The Wampanoag Tribe of Gay Head (Aquinnah) has been nothing but up front about its intention to build a casino on Martha’s Vineyard, but until earth moving equipment began clearing land along State Road last week, it always seemed a remote possibility.

First, the location, along a largely unspoiled stretch of scrub oak woods at the westernmost end of the Island, seems an unlikely destination for gamblers looking to play electronic games. A day trip from Woods Hole alone would involve two 45-minute ferry trips and another 50-minute round trip bus ride.

Then the planned facility itself, which will include outdoor seating, food trucks and a beer and wine bar — assuming the tribe can even get a liquor license — does not suggest a highly profitable business model. The tribe has partnered with Global Gaming Solutions, an arm of the Chickasaw nation, which presumably will want a large piece of the action.

But whether the enterprise has a chance of success has become so entangled in the fraught context of Indian rights and tribal sovereignty that to suggest that an Island bingo hall is just a bad idea is to invite suspicion and indignation.

To be sure, the institutional debasement of native Americans over the course of our nation’s history has been nothing less than deplorable. Even as tribes slowly regained their sovereignty, many struggled to sustain themselves economically until casino gambling emerged as a way to generate income for tribal members.

After literally decades of trying to tap into this revenue stream in Massachusetts, as the Road to Casino Gambling timeline published elsewhere in this issue recounts, the Aquinnah tribe finally had its right to do so affirmed last year by the U.S. Supreme Court. It is not hard to understand why tribal leaders would want to exercise this hard-won victory in the only location where they now have tribal land.

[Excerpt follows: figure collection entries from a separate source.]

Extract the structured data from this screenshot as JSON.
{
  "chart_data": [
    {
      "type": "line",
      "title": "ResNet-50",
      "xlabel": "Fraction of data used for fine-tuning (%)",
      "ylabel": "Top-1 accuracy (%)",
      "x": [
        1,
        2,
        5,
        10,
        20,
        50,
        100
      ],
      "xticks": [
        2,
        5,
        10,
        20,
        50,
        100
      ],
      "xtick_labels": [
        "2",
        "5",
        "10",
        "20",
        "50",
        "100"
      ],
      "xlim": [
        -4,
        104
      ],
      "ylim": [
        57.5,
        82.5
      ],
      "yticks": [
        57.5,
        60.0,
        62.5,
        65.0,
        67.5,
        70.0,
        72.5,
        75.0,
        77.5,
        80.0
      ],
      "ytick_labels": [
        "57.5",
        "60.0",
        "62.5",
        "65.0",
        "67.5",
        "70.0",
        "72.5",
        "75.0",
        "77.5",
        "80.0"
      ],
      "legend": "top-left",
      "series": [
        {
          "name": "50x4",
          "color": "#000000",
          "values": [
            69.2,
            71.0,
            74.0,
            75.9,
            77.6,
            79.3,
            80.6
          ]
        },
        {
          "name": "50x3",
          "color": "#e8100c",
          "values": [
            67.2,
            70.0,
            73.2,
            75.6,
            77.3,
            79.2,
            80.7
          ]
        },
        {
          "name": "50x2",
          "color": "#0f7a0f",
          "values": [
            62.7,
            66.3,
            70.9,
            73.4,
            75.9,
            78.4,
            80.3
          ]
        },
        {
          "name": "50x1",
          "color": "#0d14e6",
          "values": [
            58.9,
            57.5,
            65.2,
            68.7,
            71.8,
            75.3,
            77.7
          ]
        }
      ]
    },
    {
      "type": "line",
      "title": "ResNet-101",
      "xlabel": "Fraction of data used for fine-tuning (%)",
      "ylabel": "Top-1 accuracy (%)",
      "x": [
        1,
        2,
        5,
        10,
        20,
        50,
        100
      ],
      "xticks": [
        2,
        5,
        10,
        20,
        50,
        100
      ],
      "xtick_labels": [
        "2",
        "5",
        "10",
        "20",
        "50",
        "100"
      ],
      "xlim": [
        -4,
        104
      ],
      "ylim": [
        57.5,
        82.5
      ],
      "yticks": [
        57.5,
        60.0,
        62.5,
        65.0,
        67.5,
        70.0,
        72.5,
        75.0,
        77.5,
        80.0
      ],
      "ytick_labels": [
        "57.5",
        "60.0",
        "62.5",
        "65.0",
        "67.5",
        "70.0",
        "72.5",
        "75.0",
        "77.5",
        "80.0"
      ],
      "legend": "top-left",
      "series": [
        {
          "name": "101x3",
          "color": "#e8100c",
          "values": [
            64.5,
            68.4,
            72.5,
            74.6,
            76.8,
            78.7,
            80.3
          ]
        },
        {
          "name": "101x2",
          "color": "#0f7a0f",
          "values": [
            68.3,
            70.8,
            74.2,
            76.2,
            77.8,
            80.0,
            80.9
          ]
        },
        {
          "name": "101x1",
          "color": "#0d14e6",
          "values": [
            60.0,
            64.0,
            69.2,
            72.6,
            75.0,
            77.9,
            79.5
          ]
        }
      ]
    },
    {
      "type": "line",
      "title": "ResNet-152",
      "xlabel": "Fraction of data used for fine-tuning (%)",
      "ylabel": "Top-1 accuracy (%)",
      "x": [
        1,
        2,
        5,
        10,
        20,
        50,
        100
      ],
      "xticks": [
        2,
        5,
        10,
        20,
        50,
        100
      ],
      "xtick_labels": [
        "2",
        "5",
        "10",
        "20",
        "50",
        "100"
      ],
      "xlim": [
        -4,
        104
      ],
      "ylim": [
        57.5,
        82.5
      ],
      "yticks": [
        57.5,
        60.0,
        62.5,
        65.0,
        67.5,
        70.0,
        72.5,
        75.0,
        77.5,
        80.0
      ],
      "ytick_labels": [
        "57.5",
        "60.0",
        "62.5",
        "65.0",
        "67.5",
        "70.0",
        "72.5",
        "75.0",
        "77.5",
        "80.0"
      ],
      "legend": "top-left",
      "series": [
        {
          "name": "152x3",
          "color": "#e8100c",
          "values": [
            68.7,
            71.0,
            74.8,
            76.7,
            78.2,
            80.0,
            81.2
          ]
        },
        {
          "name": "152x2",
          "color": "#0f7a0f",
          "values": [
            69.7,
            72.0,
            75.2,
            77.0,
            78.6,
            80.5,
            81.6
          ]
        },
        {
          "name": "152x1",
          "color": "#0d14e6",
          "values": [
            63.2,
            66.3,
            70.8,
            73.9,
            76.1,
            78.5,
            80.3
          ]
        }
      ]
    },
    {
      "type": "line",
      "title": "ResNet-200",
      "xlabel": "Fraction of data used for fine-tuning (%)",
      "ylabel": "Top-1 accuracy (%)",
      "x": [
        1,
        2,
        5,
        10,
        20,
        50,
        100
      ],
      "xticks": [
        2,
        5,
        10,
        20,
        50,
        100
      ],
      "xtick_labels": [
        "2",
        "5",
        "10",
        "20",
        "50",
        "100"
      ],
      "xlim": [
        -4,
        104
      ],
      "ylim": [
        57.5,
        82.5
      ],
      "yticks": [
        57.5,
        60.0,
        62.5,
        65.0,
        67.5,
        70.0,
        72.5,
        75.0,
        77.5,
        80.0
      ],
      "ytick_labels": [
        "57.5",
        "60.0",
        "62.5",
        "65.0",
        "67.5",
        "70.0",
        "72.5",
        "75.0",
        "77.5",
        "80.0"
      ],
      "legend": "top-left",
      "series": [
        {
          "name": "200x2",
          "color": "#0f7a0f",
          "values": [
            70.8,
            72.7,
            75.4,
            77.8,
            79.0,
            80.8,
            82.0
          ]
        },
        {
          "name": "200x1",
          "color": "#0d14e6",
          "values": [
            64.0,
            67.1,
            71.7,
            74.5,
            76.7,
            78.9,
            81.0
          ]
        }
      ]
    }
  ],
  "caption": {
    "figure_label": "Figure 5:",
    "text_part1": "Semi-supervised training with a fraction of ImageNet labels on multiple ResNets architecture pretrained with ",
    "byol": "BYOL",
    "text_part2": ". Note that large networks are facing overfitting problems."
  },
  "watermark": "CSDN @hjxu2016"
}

Moreover, tribal leaders’ reluctance until now to discuss details of the tribe’s plan with the town of Aquinnah and others who formally opposed them in court is also understandable.

Still, the ramifications of what is the tribe’s undeniable right to operate a bingo hall on its own property will inevitably affect the rest of the inhabitants of this Island, if only because gamblers can’t get to and from there without passing through non-tribal territory. Consider the implications not only for public safety and road traffic but for the Steamship Authority.

Whether or not the Martha’s Vineyard Commission has legal jurisdiction in this area, it is certainly a good place for the tribe to begin an overdue conversation about mitigating the negative effects of its decision. The rights issue has been settled; it’s time to talk to the neighbors.